Home / Economy / News / Wealth disparity rose six-fold in 17 years, says development study
Wealth disparity rose six-fold in 17 years, says development study
The study talks of widening wealth inequalities at a time when there is speculation in certain quarters about restoring the inheritance tax in the Budget for 2019-20
premium
Former PM Manmohan Singh will release the study on Monday
3 min read Last Updated : Jun 23 2019 | 11:25 PM IST
Wealth inequality has risen six times between 2000 and 2017, shows a study to be released by former prime minister Manmohan Singh on Monday.
The study, the Social Development Report (SDR) 2018, prepared by the Council for Social Development (CSD), attributes the inequality to economic liberalisation and the rigid social structure in the country.
When contacted, T Haque, who is one of the co-editors of the report, said: “We will tell the former prime minister that he was the one who initiated economic liberalisation.”
Haque, who was chairperson of the Commission for Agricultural Costs and Prices (CACP), is distinguished professor at the CSD. He said governments implemented entitlement schemes, and yet inequalities grew.
The report, which contains articles on the issue by economists, demographers and social scientists such as Pulin B Nayak, C P Chandrasekhar, N C Saxena (who was also in the Indian Administrative Service), Amitabh Kundu and Haque himself, says that economic growth can be compatible with growing inequality if there are progressive tax policies and adequate social safety nets for the poor.
It talks of widening wealth inequalities at a time when there is speculation in certain quarters about restoring the inheritance tax in the Budget for 2019-20. The tax, prevalent till the 1980s, was abolished by then finance minister V P Singh because it collected a sum that was small when measured against administrative costs associated with it.

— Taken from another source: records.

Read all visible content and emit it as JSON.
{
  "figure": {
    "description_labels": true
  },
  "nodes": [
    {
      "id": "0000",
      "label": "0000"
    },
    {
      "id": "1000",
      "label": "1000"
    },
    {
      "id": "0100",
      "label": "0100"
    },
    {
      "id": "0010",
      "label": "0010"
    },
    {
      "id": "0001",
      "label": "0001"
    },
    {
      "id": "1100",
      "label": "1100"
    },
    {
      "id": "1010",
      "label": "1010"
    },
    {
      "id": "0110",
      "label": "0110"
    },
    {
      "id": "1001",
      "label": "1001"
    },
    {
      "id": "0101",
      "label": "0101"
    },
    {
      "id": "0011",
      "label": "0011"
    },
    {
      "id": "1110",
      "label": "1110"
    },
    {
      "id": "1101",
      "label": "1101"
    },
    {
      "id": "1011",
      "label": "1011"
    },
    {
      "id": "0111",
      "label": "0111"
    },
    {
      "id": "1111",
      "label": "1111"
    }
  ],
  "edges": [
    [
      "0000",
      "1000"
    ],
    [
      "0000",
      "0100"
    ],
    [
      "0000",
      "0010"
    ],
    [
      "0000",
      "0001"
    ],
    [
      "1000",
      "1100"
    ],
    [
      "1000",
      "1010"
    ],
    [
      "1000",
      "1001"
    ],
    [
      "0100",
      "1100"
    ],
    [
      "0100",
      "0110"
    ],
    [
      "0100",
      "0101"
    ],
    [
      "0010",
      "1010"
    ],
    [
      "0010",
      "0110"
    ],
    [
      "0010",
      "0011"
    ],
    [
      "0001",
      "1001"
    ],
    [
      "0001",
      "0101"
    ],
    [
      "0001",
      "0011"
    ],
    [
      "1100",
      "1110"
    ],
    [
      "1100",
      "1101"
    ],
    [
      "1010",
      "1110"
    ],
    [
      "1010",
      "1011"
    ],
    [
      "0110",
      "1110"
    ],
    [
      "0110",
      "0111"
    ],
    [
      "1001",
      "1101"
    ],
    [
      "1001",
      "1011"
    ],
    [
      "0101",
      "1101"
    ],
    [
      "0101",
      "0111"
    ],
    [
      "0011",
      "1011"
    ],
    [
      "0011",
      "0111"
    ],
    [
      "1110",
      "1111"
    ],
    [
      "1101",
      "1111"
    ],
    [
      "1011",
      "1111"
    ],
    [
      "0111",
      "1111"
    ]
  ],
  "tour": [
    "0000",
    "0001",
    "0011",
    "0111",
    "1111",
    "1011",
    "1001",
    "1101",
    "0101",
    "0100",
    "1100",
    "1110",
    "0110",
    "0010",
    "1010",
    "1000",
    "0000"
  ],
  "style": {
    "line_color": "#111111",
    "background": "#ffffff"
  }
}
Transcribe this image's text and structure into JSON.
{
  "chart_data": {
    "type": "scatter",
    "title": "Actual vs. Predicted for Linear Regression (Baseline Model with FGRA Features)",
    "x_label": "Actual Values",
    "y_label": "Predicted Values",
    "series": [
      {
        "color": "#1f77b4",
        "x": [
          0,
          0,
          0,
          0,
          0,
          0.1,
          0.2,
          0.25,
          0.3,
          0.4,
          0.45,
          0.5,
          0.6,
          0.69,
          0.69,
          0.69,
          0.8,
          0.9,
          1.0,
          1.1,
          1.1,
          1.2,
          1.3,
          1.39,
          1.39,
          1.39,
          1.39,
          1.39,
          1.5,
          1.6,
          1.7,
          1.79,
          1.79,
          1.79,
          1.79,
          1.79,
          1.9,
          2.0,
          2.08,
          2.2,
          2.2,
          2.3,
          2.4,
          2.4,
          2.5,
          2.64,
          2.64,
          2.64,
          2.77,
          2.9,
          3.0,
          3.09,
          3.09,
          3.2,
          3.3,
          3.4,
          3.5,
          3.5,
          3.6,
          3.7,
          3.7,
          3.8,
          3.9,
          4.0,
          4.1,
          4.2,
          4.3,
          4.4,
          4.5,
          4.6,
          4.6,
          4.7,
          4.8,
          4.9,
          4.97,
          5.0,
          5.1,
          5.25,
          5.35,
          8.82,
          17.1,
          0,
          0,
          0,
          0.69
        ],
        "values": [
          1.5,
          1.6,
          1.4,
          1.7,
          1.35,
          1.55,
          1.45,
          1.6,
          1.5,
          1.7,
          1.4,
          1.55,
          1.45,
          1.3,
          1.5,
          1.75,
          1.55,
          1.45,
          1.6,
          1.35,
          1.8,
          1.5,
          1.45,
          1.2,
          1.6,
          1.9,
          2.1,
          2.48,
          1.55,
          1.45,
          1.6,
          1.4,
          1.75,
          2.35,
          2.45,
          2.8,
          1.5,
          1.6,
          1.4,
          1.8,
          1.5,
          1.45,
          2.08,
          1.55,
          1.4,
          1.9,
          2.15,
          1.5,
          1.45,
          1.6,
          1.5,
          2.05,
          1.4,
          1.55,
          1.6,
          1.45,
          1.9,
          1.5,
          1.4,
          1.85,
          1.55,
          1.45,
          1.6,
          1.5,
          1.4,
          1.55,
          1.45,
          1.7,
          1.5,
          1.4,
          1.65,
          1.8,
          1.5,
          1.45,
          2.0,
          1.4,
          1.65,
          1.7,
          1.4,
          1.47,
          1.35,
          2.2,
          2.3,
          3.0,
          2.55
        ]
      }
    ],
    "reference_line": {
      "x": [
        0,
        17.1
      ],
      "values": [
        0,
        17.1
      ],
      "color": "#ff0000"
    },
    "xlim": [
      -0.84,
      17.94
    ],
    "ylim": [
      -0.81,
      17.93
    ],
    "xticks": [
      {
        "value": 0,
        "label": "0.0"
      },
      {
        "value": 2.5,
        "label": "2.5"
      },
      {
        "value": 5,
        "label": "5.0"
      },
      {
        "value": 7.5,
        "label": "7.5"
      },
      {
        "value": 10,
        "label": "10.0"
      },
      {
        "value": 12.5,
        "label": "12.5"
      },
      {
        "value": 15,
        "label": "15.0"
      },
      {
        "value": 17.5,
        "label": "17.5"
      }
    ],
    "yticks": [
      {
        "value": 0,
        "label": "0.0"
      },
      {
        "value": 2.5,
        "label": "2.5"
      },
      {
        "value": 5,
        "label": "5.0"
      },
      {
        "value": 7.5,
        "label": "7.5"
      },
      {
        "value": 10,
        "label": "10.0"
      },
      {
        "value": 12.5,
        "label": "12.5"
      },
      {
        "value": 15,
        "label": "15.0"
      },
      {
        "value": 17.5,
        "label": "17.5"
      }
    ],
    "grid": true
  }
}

The report says inter-state inequality in per capita income has shown an increasing trend since 1991, when economic liberalisation started.
States with a higher per-capita income and better infrastructure experienced higher growth and vice versa.
The SDR also points out that people in metropolitan areas have a high concentration of wealth but Dalits and Muslims are at the bottom of the wealth ladder, and are increasingly pushed to new settlements and outskirts with poor amenities.
It says despite improvement in the growth performance of the Indian agriculture sector from 2 per cent per year in the 1990s to 4 per cent during the period 2004-05 to 2013-14, the economic conditions of farmers have not improved.
The report brings out the paradox of high agricultural deprivation and the poverty of farming communities in states such as Bihar, Jharkhand, Chhattisgarh, and Madhya Pradesh.
Income per worker in the non-agricultural sector was six to 11 times higher than that in the agricultural sector in Bihar, Jharkhand, Odisha, Chhattisgarh and Uttarakhand during the period mentioned above.
At all-India level too, income per worker in the non-agricultural sector was five times higher than that in the agricultural sector during the period, it says.
Though it does not mention the recent deaths of children due to encephalitis in Muzaffarpur, Bihar, the report says India presents several paradoxes in its health system performance. “While its large corporate hospitals (boast world-class) professional talent, (a majority) of Indian population suffer health care-related impoverishment,” it observes.
Huge inequalities in health status are evident across states as well as social, demographic and gender strata, it says.
“(The health care) system in India faces serious challenges of inadequate financial and human resources. Public expenditure on health was stagnant at 0.9 per cent to 1.4 per cent of GDP in the past several decades,” the report says.